2.1. De rechtbank heeft terecht overwogen dat het college zich in redelijkheid op het standpunt heeft kunnen stellen dat een groter gewicht toegekend kan worden aan het belang van het in stand houden van open plekken in het bebouwingslint, bezien, zoals het college ter zitting bij de Afdeling heeft verduidelijkt, vanaf het water, dan aan de belangen van [appellant]. Hierbij heeft het college in aanmerking kunnen nemen dat de raad van de gemeente Steenwijkerland bij besluit van 29 juni 2010 heeft besloten in het bestemmingsplan "Correctief en partieel bestemmingsplan Wetering" op het weiland naast het perceel geen kleine camping toe te staan om het open karakter van de bebouwingslint ter plaatse te garanderen en dat de Afdeling dat besluit bij uitspraak van 12 oktober 2011 in zaak nr. 201009326/1/R1 in stand heeft gelaten. Het betoog van [appellant] dat op andere plekken in de gemeente de openheid van het landschap wordt aangetast en het college daartegen niet optreedt, leidt, gezien de recente beslissing van de gemeenteraad dat hij ter plaatse geen kleine camping wenst, niet tot het oordeel dat het college om die reden van het bestemmingsplan had moeten afwijken.

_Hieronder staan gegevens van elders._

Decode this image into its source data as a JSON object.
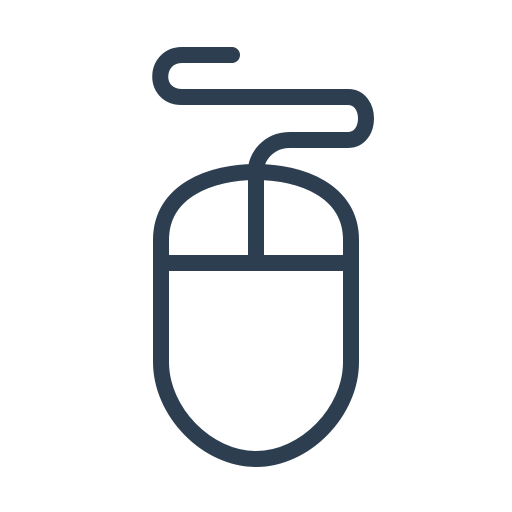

Het betoog faalt in zoverre.
2.2. De Afdeling heeft in de uitspraak van 12 november 2008 weliswaar overwogen dat niet in geschil is dat de raad van de gemeente Steenwijkerland toentertijd in principe bereid was mee te werken aan een kleine camping ter plaatse, maar uit die uitspraak volgt ook dat de Afdeling van oordeel is dat niet aannemelijk is gemaakt dat door of namens de raad verwachtingen zijn gewekt dat het plan zonder meer zou voorzien in de door [appellant] gewenste recreatieve bestemming. Bovendien is de raad bij besluit van 29 juni 2010 van inzicht veranderd en heeft de Afdeling dat besluit bij uitspraak van 12 oktober 2011 in stand gelaten. Dat het college dan ook niet van het recente bestemmingsplan wenste af te wijken, vloeit hieruit voort. Ook uit de door [appellant] bedoelde Recreatienotitie Wetering, voor zover die notitie zich al leent voor een beroep op het vertrouwensbeginsel, volgt niet dat het college aan hem zou hebben toegezegd dat omgevingsvergunning zou worden verleend ten behoeve van een kleine camping op het perceel. De rechtbank heeft derhalve terecht overwogen dat het beroep op het vertrouwensbeginsel faalt.

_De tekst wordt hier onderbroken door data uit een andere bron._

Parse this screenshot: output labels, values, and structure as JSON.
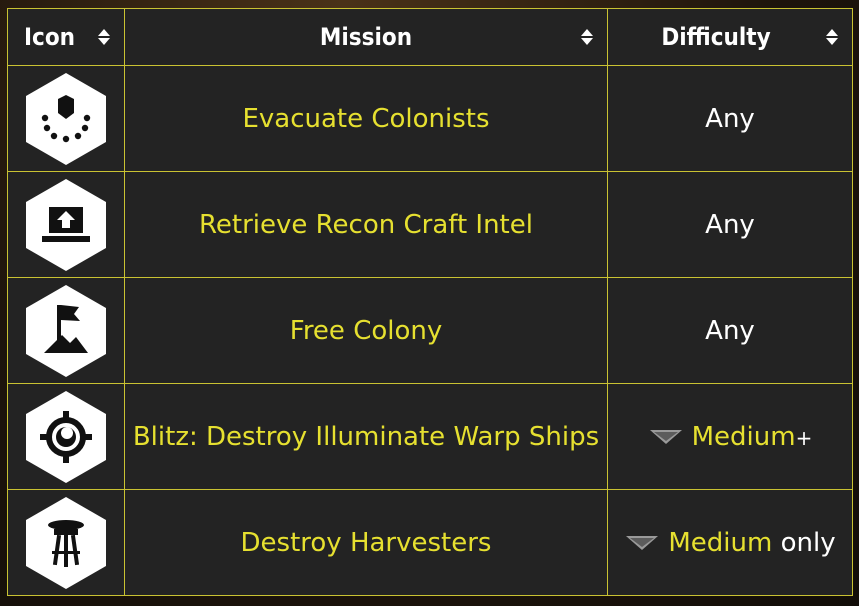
{
  "table": {
    "headers": [
      {
        "label": "Icon"
      },
      {
        "label": "Mission"
      },
      {
        "label": "Difficulty"
      }
    ],
    "rows": [
      {
        "icon": "evacuate-colonists-icon",
        "mission": "Evacuate Colonists",
        "difficulty": "Any"
      },
      {
        "icon": "retrieve-intel-icon",
        "mission": "Retrieve Recon Craft Intel",
        "difficulty": "Any"
      },
      {
        "icon": "free-colony-flag-icon",
        "mission": "Free Colony",
        "difficulty": "Any"
      },
      {
        "icon": "crosshair-target-icon",
        "mission": "Blitz: Destroy Illuminate Warp Ships",
        "difficulty_level": "Medium",
        "difficulty_suffix": "+"
      },
      {
        "icon": "harvester-stool-icon",
        "mission": "Destroy Harvesters",
        "difficulty_level": "Medium",
        "difficulty_suffix": " only"
      }
    ]
  },
  "colors": {
    "border": "#c9c232",
    "mission_text": "#e6e030",
    "cell_bg": "#232323",
    "header_text": "#ffffff"
  }
}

2.3. Voorts heeft de rechtbank terecht overwogen dat het college niet in strijd met het gelijkheidsbeginsel heeft gehandeld. [appellant] kan niet worden gevolgd in zijn betoog dat de rechtbank niet afdoende heeft gemotiveerd waarom hem geen geslaagd beroep op het gelijkheidsbeginsel toekomt, nu zij haar oordeel heeft gemotiveerd door te verwijzen naar het verweerschrift van het college in beroep, waarin het college afdoende weerlegt waarom de door [appellant] genoemde, volgens hem, gelijke gevallen niet gelijk zijn.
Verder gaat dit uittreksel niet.